How is Hearing Loss as a Health Crisis Being Dealt With by Society?
Local, national, and world organizations have taken notice. They’re educating the public as a step to reduce this rising trend with the following:
- Treatment possibilities
- Risk factors
These organizations also urge individuals to:
- Get their hearing tested earlier in their lives
- Wear their hearing aids
- Recognize their degree of hearing loss risk
Any delays in these actions make the affect of hearing loss substantially worse.
Solutions are being looked for by government organizations, healthcare providers, and scientists. Hearing aid related costs are also being addressed. Advanced hearing technology will be increased and lives will be significantly improved.
Comprehensive approaches are being formulated by the World Health Organization (WHO) and other organizations as well as scientists. They are integrating awareness, education, and health services to decrease the danger of hearing loss among underserved communities.
Among their contributions, they’ve created research-based guidelines for communities, which help local leaders understand the health affects of noise.

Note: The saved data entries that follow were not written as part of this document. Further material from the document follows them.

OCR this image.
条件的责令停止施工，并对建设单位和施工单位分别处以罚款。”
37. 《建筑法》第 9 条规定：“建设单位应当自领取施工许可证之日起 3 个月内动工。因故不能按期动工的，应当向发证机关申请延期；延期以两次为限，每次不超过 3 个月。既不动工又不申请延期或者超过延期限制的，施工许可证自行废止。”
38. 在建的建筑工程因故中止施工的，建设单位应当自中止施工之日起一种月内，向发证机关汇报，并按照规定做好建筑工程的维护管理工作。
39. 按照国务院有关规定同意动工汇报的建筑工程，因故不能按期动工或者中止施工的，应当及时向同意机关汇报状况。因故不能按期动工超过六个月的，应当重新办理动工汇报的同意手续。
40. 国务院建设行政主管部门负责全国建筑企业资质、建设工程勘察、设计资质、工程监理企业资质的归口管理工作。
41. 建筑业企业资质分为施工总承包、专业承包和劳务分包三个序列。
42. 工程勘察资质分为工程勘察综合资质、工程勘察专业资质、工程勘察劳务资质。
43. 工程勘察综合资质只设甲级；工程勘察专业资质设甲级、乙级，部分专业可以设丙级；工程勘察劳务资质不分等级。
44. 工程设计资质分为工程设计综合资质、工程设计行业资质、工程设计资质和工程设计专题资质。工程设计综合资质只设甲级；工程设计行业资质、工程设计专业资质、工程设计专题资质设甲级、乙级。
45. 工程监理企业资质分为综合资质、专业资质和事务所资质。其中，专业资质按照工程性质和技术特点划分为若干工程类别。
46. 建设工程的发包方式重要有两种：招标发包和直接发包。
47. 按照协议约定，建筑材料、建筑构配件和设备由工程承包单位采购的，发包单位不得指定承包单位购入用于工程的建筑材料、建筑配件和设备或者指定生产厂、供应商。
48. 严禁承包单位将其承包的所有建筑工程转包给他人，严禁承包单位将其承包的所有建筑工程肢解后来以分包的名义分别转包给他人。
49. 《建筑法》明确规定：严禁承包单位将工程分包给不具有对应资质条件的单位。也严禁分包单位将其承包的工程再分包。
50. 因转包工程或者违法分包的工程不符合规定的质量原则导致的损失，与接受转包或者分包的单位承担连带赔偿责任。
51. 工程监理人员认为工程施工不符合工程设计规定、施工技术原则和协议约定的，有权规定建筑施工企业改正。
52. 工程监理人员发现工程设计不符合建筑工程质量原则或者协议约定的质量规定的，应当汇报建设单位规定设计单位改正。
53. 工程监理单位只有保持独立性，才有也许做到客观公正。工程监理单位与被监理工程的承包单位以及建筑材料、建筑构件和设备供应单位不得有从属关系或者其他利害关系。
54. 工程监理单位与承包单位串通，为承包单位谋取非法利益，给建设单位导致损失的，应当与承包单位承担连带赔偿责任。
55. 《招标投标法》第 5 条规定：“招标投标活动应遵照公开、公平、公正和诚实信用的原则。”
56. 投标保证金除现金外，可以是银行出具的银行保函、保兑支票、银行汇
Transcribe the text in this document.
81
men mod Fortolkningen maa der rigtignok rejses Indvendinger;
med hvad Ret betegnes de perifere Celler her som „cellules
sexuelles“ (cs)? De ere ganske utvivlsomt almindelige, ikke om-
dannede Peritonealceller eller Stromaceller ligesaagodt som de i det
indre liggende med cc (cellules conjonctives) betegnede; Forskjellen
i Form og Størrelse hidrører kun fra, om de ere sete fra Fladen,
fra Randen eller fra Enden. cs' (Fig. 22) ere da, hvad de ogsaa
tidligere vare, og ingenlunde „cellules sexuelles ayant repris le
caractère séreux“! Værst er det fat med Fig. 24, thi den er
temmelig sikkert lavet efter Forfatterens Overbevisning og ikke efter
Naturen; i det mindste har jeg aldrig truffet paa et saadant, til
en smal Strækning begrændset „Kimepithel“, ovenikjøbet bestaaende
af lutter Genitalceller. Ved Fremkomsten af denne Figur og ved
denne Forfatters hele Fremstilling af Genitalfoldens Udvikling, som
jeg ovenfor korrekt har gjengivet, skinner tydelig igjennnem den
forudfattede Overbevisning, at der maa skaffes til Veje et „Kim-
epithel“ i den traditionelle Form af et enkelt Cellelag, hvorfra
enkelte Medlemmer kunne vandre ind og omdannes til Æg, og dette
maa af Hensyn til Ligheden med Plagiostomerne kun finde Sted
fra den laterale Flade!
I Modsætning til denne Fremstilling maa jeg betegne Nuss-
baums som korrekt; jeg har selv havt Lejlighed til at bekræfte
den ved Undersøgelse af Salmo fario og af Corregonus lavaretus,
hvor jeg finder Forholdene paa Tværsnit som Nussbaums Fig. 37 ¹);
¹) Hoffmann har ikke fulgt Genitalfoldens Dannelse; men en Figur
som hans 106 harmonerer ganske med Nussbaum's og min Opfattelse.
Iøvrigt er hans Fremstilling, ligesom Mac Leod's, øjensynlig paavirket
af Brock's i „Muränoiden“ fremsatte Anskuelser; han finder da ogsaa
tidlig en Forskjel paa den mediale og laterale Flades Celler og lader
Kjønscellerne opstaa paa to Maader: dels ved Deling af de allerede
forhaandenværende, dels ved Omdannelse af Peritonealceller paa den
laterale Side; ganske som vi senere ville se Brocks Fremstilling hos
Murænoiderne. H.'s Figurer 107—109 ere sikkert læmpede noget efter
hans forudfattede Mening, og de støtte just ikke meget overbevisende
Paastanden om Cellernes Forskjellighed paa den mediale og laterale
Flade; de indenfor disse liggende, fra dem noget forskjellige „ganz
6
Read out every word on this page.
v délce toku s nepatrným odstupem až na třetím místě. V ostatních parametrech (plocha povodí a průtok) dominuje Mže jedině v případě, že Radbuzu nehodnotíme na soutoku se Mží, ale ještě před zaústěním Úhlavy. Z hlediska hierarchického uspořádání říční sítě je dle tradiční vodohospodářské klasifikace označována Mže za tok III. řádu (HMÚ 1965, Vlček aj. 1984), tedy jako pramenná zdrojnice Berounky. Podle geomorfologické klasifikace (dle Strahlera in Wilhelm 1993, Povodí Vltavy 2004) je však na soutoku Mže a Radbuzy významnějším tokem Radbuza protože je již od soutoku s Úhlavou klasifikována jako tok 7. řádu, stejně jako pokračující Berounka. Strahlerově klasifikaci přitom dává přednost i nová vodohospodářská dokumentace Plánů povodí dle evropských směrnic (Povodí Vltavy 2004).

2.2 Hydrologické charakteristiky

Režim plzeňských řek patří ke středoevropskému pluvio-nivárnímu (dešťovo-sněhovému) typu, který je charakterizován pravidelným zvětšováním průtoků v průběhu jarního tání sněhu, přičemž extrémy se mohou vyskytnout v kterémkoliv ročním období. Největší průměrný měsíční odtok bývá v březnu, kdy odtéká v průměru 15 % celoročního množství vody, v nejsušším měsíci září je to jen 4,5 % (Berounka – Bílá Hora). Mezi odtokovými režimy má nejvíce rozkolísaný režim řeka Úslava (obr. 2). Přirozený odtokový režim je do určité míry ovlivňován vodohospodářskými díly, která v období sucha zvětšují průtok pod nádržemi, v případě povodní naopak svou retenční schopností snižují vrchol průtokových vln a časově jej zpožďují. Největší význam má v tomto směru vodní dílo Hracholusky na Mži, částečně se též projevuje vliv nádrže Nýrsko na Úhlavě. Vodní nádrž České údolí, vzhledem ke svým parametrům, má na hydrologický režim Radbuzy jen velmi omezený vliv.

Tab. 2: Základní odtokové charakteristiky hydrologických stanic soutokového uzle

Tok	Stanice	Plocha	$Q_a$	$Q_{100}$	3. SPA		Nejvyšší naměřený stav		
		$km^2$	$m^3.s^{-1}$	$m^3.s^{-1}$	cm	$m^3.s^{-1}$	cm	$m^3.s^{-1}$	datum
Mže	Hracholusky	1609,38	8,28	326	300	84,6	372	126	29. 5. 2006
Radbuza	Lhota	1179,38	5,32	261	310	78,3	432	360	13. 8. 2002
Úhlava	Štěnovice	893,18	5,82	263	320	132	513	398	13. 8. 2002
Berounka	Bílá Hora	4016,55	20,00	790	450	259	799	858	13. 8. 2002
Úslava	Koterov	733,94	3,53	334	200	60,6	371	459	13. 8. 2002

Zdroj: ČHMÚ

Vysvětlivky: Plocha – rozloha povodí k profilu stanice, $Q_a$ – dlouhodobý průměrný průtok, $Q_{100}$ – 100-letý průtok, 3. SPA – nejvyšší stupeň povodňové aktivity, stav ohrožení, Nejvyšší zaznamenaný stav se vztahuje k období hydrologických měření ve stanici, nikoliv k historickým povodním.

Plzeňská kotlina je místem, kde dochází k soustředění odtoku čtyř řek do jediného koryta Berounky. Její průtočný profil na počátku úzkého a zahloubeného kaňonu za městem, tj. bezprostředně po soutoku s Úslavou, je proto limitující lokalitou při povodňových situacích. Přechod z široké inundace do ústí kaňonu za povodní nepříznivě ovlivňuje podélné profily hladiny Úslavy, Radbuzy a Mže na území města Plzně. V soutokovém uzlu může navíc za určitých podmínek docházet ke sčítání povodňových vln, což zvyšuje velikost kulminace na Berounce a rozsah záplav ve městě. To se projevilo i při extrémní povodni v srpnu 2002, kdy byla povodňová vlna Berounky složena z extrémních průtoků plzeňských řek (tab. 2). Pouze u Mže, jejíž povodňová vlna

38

They describe what safe noise exposure is, and help communities decrease noise exposure for residents. They’re also pushing forward research into how hearing loss is increased with the use and abuse of opiates.
Can You do Anything?
Hearing loss is a public health issue so remain informed. Share beneficial information with others and take steps to slow the advancement of your own hearing loss.
Get your own hearing checked if you suspect you’re suffering from hearing loss. If you discover you need hearing aids, be sure to wear them.
The main goal is to prevent all hearing loss. You’re helping others who are dealing with hearing loss understand that they’re not alone when you wear your hearing aids. You’re bringing awareness about the problem of hearing loss in your community. This awareness has the power to change attitudes, policies, and actions.